Shear induced crystallization of an amorphous system

TL;DR

This study uses molecular dynamics simulations to explore how stationary shear flow affects crystallization in a glassy system, revealing dual effects on topological ordering and detailing the stages of shear-induced crystallization.

Contribution

It provides new insights into the dual role of shear flow in promoting and suppressing crystallite formation and characterizes the stages of shear-induced ordering in amorphous materials.

Findings

Shear promotes crystallite formation but suppresses large clusters.

Crystallization occurs in two stages: growth and alignment.

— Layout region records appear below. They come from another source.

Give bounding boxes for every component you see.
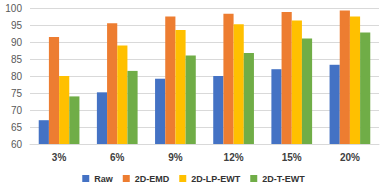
svg-text:60: 60 (11, 139, 23, 150)
svg-text:3%: 3% (52, 152, 67, 163)
svg-text:100: 100 (5, 3, 22, 14)
svg-text:75: 75 (11, 88, 23, 99)
svg-text:95: 95 (11, 20, 23, 31)
svg-text:Raw: Raw (94, 174, 114, 184)
svg-text:20%: 20% (340, 152, 360, 163)
svg-text:85: 85 (11, 54, 23, 65)
svg-text:2D-T-EWT: 2D-T-EWT (262, 174, 305, 184)
svg-text:80: 80 (11, 71, 23, 82)
svg-text:90: 90 (11, 37, 23, 48)
svg-text:65: 65 (11, 122, 23, 133)
svg-text:2D-EMD: 2D-EMD (135, 174, 170, 184)
svg-text:6%: 6% (110, 152, 125, 163)
svg-text:9%: 9% (168, 152, 183, 163)
svg-text:2D-LP-EWT: 2D-LP-EWT (191, 174, 240, 184)
svg-text:70: 70 (11, 105, 23, 116)
svg-text:12%: 12% (224, 152, 244, 163)
svg-text:15%: 15% (282, 152, 302, 163)
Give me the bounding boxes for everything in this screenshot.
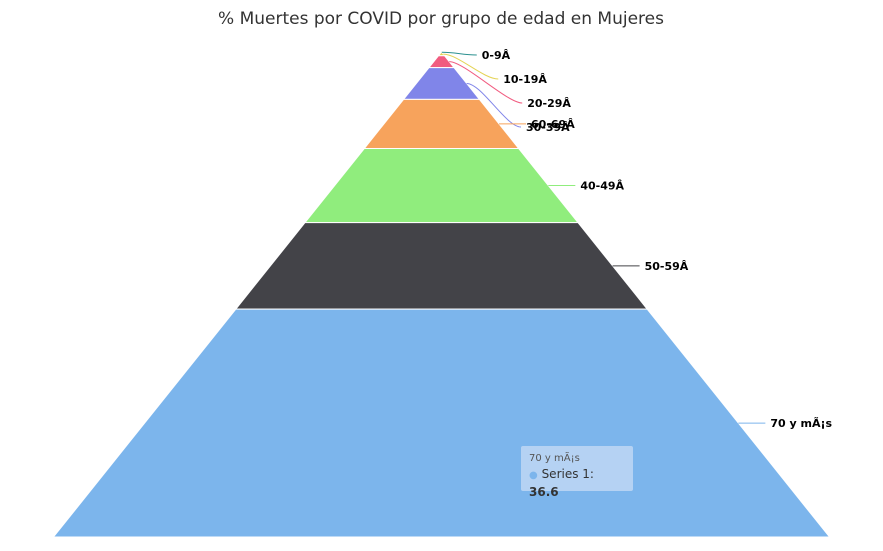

Two phenomenological relations between shear rate and ordering time are identified.

Abstract

The influence of a stationary shear flow on the crystallization in a glassy system is studied by means of molecular dynamics simulations and subsequent cluster analysis. The results reveal two opposite effects of the shear flow on the processes of topological ordering in the system. Shear promotes the formation of separated crystallites and suppresses the appearance of the large clusters. The shear-induced ordering proceeds in two stages, where the first stage is related mainly with the growth of crystallites, whereas the second stage is due to an adjustment of the created clusters and a progressive alignment of their lattice directions. The influence of strain and shear rate on the crystallization is also investigated. In particular, we find two plausible phenomenological relations between the shear rate and the characteristic time scale needed for ordering of the amorphous system under shear.